L’obiettivo cui si deve primariamente puntare è quello della formazione di una classe manageriale giovane, che possa essere guidata ed educata alla cultura aziendale, all’etica del lavoro, alle regole della competizione. Soprattutto nelle piccole realtà produttive è, infatti, assai frequente la mancanza di una componente decisionale intermedia, che faccia da filtro tra stakeholder e lavoratori e serva a stabilire equilibri e policy aziendali. La diversificazione di funzioni e competenze, a differenza dell’accentramento, serve a ripartire le procedure, instaurare rapporti formali, superare un approccio monodimensionale. È chiaro che il superamento di un’ottica meramente esecutiva serve a responsabilizzare e formare figure manageriali comunque inserite in impalcature gerarchiche e verticistiche. Nell’ottica di una pianificazione strategica questo target si traduce in una graduale ripartizione delle competenze all’interno di strutture funzionali non eccessivamente complesse, flessibili e resilienti.
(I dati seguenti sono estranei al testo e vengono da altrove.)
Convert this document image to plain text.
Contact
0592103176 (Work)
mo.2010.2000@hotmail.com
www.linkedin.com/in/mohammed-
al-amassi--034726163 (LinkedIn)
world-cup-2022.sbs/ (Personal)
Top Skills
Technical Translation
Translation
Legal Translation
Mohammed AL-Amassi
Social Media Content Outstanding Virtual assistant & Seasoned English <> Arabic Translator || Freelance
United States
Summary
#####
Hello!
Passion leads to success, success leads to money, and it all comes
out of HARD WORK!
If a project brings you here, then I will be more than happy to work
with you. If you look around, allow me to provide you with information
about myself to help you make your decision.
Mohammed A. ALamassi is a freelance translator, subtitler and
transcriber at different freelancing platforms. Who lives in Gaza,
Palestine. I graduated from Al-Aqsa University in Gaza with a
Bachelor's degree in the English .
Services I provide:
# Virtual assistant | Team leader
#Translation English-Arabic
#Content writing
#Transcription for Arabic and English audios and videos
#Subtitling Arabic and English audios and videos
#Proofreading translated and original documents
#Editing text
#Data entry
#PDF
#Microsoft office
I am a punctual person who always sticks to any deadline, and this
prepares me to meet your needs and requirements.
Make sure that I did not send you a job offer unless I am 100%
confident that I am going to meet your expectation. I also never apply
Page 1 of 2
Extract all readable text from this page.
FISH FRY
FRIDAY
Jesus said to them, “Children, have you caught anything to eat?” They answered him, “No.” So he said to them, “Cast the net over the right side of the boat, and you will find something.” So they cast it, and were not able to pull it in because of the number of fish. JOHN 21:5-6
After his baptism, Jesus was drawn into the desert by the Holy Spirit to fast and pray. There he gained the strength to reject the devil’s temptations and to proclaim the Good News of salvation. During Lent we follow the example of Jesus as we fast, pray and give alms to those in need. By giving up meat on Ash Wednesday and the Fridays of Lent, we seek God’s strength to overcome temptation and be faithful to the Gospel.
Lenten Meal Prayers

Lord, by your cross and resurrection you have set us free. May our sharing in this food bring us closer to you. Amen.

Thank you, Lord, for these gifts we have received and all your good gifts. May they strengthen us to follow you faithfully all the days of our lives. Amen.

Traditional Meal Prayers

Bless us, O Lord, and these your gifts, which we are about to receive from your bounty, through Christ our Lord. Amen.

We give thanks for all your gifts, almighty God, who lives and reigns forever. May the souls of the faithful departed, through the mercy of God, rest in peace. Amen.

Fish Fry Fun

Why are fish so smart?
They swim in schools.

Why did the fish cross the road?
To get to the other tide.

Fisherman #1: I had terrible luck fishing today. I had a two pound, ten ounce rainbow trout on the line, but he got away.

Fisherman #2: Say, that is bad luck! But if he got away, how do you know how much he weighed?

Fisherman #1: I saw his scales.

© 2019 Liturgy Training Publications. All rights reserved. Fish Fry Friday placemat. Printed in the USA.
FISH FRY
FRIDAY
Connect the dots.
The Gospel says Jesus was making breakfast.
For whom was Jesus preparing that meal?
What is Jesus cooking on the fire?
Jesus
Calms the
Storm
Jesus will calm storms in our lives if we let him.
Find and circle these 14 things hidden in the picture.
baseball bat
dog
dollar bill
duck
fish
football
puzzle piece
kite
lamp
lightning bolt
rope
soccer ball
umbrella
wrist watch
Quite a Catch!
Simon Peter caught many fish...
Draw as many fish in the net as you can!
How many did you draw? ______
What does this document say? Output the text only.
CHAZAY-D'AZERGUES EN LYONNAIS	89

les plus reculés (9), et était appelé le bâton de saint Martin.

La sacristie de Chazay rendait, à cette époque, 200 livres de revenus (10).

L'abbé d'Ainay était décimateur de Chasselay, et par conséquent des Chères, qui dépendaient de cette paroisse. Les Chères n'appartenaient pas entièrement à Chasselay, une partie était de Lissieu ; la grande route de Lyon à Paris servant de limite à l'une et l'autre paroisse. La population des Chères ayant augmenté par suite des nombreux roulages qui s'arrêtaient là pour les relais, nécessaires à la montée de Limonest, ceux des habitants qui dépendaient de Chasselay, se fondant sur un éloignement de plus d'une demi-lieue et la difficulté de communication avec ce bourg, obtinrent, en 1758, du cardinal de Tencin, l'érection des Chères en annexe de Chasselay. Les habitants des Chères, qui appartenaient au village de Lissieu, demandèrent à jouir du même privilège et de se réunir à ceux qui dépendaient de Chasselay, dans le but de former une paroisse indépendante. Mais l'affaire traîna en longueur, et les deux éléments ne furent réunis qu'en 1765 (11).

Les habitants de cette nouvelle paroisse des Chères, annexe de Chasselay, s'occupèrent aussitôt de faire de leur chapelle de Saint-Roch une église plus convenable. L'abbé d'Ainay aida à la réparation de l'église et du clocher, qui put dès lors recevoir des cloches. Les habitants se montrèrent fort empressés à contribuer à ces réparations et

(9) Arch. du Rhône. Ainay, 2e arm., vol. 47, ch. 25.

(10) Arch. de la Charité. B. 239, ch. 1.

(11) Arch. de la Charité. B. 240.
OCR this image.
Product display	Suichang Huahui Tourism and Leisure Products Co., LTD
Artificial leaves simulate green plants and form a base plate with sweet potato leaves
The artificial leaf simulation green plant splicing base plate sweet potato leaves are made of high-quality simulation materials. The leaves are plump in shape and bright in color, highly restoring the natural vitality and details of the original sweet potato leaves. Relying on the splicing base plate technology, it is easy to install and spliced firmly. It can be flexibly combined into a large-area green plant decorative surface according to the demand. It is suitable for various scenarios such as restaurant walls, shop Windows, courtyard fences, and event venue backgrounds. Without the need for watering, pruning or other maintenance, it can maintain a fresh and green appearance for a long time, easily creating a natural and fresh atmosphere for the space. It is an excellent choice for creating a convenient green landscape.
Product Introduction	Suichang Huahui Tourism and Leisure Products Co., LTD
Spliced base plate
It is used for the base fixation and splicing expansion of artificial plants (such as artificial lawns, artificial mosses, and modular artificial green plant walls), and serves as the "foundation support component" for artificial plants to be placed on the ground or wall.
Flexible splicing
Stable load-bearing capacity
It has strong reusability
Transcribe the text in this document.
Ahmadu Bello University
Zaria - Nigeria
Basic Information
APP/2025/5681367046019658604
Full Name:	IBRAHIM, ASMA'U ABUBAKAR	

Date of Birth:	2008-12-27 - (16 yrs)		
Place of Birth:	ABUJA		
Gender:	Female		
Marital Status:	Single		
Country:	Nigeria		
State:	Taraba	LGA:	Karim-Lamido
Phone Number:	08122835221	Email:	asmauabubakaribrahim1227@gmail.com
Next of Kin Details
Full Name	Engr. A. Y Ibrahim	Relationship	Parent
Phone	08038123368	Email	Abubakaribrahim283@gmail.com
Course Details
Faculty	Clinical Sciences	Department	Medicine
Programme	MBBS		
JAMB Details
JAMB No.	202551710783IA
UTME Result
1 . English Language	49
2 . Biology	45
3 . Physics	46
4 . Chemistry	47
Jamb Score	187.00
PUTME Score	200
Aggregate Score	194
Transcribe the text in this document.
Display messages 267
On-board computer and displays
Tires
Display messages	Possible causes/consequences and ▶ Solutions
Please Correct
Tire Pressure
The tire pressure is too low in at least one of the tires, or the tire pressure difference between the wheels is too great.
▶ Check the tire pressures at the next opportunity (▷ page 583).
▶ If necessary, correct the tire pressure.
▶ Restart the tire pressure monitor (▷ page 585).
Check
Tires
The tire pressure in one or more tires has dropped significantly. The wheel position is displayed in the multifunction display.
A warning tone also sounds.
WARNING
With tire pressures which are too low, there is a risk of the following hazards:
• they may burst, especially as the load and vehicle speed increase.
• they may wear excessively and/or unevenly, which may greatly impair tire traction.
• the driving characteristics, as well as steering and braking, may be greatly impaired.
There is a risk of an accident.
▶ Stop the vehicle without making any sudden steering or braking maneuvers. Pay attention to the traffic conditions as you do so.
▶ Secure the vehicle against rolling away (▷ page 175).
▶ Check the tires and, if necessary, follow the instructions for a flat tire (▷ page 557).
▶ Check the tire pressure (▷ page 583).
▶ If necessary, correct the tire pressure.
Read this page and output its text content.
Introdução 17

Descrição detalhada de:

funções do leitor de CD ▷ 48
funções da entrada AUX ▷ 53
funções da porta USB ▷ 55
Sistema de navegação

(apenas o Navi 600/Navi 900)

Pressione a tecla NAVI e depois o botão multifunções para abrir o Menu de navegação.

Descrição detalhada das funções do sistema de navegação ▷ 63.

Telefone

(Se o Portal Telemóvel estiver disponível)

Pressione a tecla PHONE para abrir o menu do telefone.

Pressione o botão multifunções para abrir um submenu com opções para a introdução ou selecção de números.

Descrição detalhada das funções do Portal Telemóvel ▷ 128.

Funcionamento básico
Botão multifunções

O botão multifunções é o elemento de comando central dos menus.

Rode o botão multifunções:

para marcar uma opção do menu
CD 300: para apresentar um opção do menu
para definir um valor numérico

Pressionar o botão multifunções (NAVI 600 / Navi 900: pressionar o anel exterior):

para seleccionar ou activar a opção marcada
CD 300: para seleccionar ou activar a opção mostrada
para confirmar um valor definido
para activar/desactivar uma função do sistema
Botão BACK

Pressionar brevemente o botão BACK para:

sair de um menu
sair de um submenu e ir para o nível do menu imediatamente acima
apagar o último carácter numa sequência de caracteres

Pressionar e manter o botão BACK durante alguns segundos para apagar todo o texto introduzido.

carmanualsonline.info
Accanto al rafforzamento delle figure manageriali intermedie si pone la questione dell’organizzazione interna e del trasferimento di conoscenze tecniche. Se le esigenze del mercato mutano in periodi di tempo piuttosto brevi, si deve assolutamente evitare la perdita di know-how causata dalla “conservazione personalistica” di informazioni e competenze tecniche. La PMI deve costantemente aggiornare e verificare un piano di trasferimento delle conoscenze, attraverso cui monitorare il modo ed i tempi in cui le informazioni sono trasferite ed innovate. Non si può correre il rischio di disperdere il patrimonio informativo aziendale. In ogni caso è proprio l’informazione il vero “tesoro” da proteggere e custodire oggigiorno, vero punto di discrimine tra aziende virtuose ed aziende non virtuose.

Ultimo elemento di considerazione è la solidità finanziaria e la stabilità di bilancio cui si deve costantemente mirare. Un azienda dinamica è un’azienda sana e la solidità di bilancio è presupposto indispensabile per puntare ad una crescita graduale e non dopata. In filiere produttive come quelle aeronautiche, infatti, non si può correre il rischio, come in passato è accaduto e continua ad accadere, di avere nella catena anelli deboli.

È chiaro che una disamina complessiva di tutti gli aspetti che interessano la vita di una qualsiasi PMI italiana del settore aerospaziale richiederebbe l’analisi e la considerazione di numerosi ulteriori elementi, ma le considerazioni sinora svolte vogliono esclusivamente essere uno spunto ed un invito alla riflessione, affinché dalla discussione possano nascere e rafforzarsi fondamentali momenti di confronto.